9.1 Will employers be required to obtain a prevailing wage determination from a State Workforce Agency?

Yes, employers will need to submit a request for a prevailing wage determination to the appropriate State Workforce Agency (SWA) prior to beginning recruitment or filing the application. The employer must begin recruitment or file the labor certification during the validity of the SWA’s prevailing wage determination.

The SWA will normally rely on the wage component of the DOL’s Occupational Employment Statistics (OES), with the state office assigning a wage based on the skill level of the position. Absent a collective bargaining agreement, employers may submit alternative wage survey information with their labor certification applications, but such data will have to be endorsed by the state office prior to filing the application. The rule outlines standards for alternative survey methodology that are generally consistent with current practices; however, employers will be permitted to submit wage surveys utilizing the median in addition to the mean as a measure of central tendency. The rule eliminates the requirement of using Davis-Bacon Act or Service Contract Act wages for jobs covered by those Acts, though it permits their use if an employer so wishes. A wage determination will be valid for filing a period of 90 days to one year after issuance by the SWA, depending on the state office.

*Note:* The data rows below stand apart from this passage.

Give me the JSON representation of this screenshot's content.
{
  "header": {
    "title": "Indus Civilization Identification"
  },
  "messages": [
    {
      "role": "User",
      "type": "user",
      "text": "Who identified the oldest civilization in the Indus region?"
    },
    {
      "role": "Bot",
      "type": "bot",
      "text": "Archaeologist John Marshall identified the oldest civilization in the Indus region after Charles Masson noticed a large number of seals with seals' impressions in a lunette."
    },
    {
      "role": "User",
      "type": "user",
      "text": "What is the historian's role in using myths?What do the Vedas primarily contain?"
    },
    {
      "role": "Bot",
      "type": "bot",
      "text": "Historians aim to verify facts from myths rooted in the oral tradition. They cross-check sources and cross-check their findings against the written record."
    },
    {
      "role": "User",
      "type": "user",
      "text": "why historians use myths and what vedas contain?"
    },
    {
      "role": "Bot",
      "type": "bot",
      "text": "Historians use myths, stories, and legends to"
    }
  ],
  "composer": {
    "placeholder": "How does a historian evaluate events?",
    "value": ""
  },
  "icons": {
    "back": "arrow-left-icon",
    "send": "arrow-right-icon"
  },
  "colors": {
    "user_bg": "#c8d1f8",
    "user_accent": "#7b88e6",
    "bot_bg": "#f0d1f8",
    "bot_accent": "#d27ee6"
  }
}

9.2 Will the 5% wage differential still be in effect?

The rule eliminates the ability of employers to offer the employee five percent less than the prevailing wage. This change is also being implemented for new H-1B labor condition application filings (LCA) pursuant to recent legislation, and the PERM regulation cites the new law. The effective date for the new prevailing wage rule is March 8, 2005. While some implementation issues remain, it is clear that the 5% differential will not be able to be used for newly filed cases after the prevailing wage provisions take effect on March 8, 2005. Additionally, the new legislation calls for a four-tiered rather than two-tiered OES wage system.

9.3 How will the DOL evaluate the SVP for a job?

The Specific Vocational Preparation (SVP) is defined as the amount of lapsed time required by a typical worker to learn the techniques, acquire the information, and develop the facility needed for average performance in a specific job. Such training may be acquired in a school, work, military, instructional or vocational environment. SVP levels were originally created in conjunction with the DOL’s Dictionary of Occupational Titles (DOT), but the regulation confirms that the DOT will no longer be used. Rather, the DOL’s Occupational Employment Statistics (OES) system, which contains a dramatically smaller number of occupational categories than were available in the DOT, will be used exclusively in determining the SVP level. With fewer available occupational categories, the burden on employers to demonstrate that a job opportunity’s stated requirements are indeed the actual minimum requirements becomes more difficult. The OES categorizes jobs according to five Job Zones, and each Job Zone contains a range of SVP levels. This relates to the question of what is “normal” for the occupation and when a business necessity justification might be required, as discussed below.